Açıklama: İlgili ayetin tam meali: Daha önceden Medine'yi yurt edinmiş ve gönüllerine imanı yerleştirmiş olan kimseler, kendilerine göç edip gelenleri severler ve onlara verilenlerden dolayı içlerinde bir rahatsızlık hissetmezler. Kendileri zaruret içinde bulunsalar bile onları kendilerine tercih ederler. Kim nefsinin cimriliğinden korunursa, işte onlar kurtuluşa erenlerdir. (Haşr, 59/9)
Bize Ebu Küreyb, ona İbn Fudayl, ona babası (Fudayl b. Ğazvan), ona Ebu Hazim, ona da Ebu Hureyre şöyle rivayet etmiştir: Bir adam, Hz. Peygamber'e (sav) gelip kendisini misafir etmesini istemişti. Hz. Peygamber'in (sav) evinde onu misafir edecek yemeği yoktu. Bunun üzerine; "bu kişiyi misafir edecek kimseye Allah rahmet etsin" buyurdu. Ensardan Ebu Talha adında bir zât kalktı ve misafiri evine götürdü. Bundan sonra hadisi Cerir hadisindeki gibi anlatmıştır. [Bir adam Rasulullah'a (sav) gelip; ben aç ve bitap düştüm demişti. Hz. Peygamber (sav) eşlerinden birine haber göndermiş, o ise Seni hak ile gönderen Allah'a yemin olsun ki evde sudan başka bir şey yok demişti. Sonra diğer hanımına haber göndermiş ve aynı cevabı almıştı. Hepsi de Seni hak üzere gönderen Allah'a yemin olsun ki sudan başka bir şey yok demişlerdi. Bunun üzerine Hz. Peygamber (sav); "bu adamı bu akşam misafir edene Allah rahmetiyle muamele eylesin" dedi. Ensardan bir zat kalkıp; ben misafir ederim ey Allah'ın Rasulü dedi ve onu evine götürdü. Eşine "Yiyecek bir şey var mı diye sordu. Eşi "Sadece çocuklarımın azığı var" diye cevap verdi. Ensardan olan zat; sen çocukları bir şeyle avut. Misafirimiz gelince ışığı söndür ve ona biz de yiyormuşuz gibi yap. O yemeye başlayınca kandili söndür. O yemek istediğinde sen de yiyormuş gibi yap. Yemek istediği zaman kandili söndür dedi. Böylece oturdular, misafir yemeğini yedi. Sabah olunca Ensardan olan zat Hz. Peygamber'e (sav) gitti. Hz. Peygamber (sav); "eşinle bu gece misafire yaptığınız Allah'ın hoşuna gitti" buyurdu.] Veki'nin söylediği gibi ayetin nüzûlünden de bahsetmiştir. [Ensardan bir zatın evinde bir kişi konuk olmuştu. Onun sadece kendisi ve çocuklarına yetecek yemeği vardı. Karısına çocukları uyut ve kandili söndür. Yemeği de misafire ver dedi. Onun üzerine; "ihtiyaçları olduğu halde başkalarını kendilerine tercih ederler". (Haşr, 59/9) ayeti indi.]
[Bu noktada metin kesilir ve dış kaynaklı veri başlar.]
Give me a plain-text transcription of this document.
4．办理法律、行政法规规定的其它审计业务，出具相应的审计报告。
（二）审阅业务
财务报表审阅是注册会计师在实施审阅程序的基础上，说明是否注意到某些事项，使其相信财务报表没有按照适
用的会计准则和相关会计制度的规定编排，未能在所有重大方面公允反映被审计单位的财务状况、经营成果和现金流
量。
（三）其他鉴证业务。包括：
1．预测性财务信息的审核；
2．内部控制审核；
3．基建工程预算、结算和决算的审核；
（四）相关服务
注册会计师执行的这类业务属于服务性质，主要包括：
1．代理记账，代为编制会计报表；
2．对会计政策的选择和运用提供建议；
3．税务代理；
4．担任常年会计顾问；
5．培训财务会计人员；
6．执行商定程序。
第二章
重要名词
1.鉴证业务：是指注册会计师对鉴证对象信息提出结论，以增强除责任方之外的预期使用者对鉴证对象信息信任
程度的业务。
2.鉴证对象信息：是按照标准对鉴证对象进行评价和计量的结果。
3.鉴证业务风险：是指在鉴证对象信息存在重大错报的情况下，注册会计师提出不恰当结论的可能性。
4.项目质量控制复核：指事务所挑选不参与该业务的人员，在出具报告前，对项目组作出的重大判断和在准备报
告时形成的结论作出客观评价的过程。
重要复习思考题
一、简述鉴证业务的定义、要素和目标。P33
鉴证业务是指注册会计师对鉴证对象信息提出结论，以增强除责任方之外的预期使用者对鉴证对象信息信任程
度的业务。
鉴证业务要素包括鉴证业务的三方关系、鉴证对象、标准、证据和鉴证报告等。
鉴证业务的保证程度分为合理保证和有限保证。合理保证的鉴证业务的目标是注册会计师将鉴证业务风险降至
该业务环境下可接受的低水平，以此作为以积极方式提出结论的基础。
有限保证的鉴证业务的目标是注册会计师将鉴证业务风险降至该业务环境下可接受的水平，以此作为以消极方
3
Açıklama: Cerir rivayeti için bk. M005359.
Bize Harmele b. Yahya et-Tücîbî, ona Abdullah b. Vehb, ona Üsame, ona Yakub b. Abdullah b. Ebu Talha el-Ensarî, ona Enes b. Malik (ra) şöyle rivayet etmiştir: "Bir gün Rasulullah'ın (sav) huzuruna gitmiştim. Ashabıyla birlikte oturmuş onlara bir şeyler anlatıyordu. Karına, taş üzerine -Üsame bunda şüphe ediyorum demiştir-, bir sargı sarmıştı. Ashabından bazılarına:'Allah Elçisi (sav) karnını niçin sarmış?' diye sordum. 'Açlıktan' olduğunu söylediler. Bunun üzerine (annem) Ümmü Süleym bt. Milhan'ın kocası olan (üvey babam) Ebu Talha'nın yanına vardım ve ona: 'Ey babacığım, Rasulullah'ın karnına bir şey sardığını gördüm. Ashabına sordum. Açlıktan olduğunu söylediler' dedim. Ebu Talha annemin yanına geldi ve: 'Evde yiyecek bir şey var mı?' diye sordu. Annem: 'Evet, biraz ekmek kırıntısı ve birkaç hurma var. Sadece Rasulullah (sav) gelirse onu doyurabiliriz. Ama onunla başkası da gelirse yiyeceğimiz yetmez' dedi." Ravi (bundan sonra) kıssanın geri kalanını da anlattı. ["(Üvey babam) Ebu Talha beni Rasulullah'ı yemeğe davet etmem için gönderdi. Yanına vardığımda etrafında insanlarla birlikteydi. Rasulullah (sav) bana bakınca utandım ve 'Ebu Talha sizi davet ediyor' deyiverdim. Hz. Peygamber (sav) yanındakilere: 'Haydi kalkın, gidelim' buyurdu. Ebu Talha: 'Ey Allah'ın Rasulü! Ancak size yetecek kadar yemek yapmıştık' deyince, Rasulullah (sav) elini yemeğin üstüne dokundurdu ve bereketlenmesi için dua etti. Ardından Ebu Talha'ya: 'Ashabımdan on kişiyi içeri al' buyurdu. Onlara parmaklarının arasından yemek çıkardı. Doyana kadar yediler ve evden çıktılar. Sonra: 'On kişi daha çağır' buyurdu. Onlar da doyana kadar yediler. Nihayetinde içeri girip doymuş olarak çıkan kimse kalmayıncaya kadar, her seferinde on kişi girmeye ve çıkmaya devam etti. En sonunda Ebu Talha sofrayı hazırlamaya gidince onun ilk hazırladığı gibi olduğunu (hiç eksilmediğini) gördü."]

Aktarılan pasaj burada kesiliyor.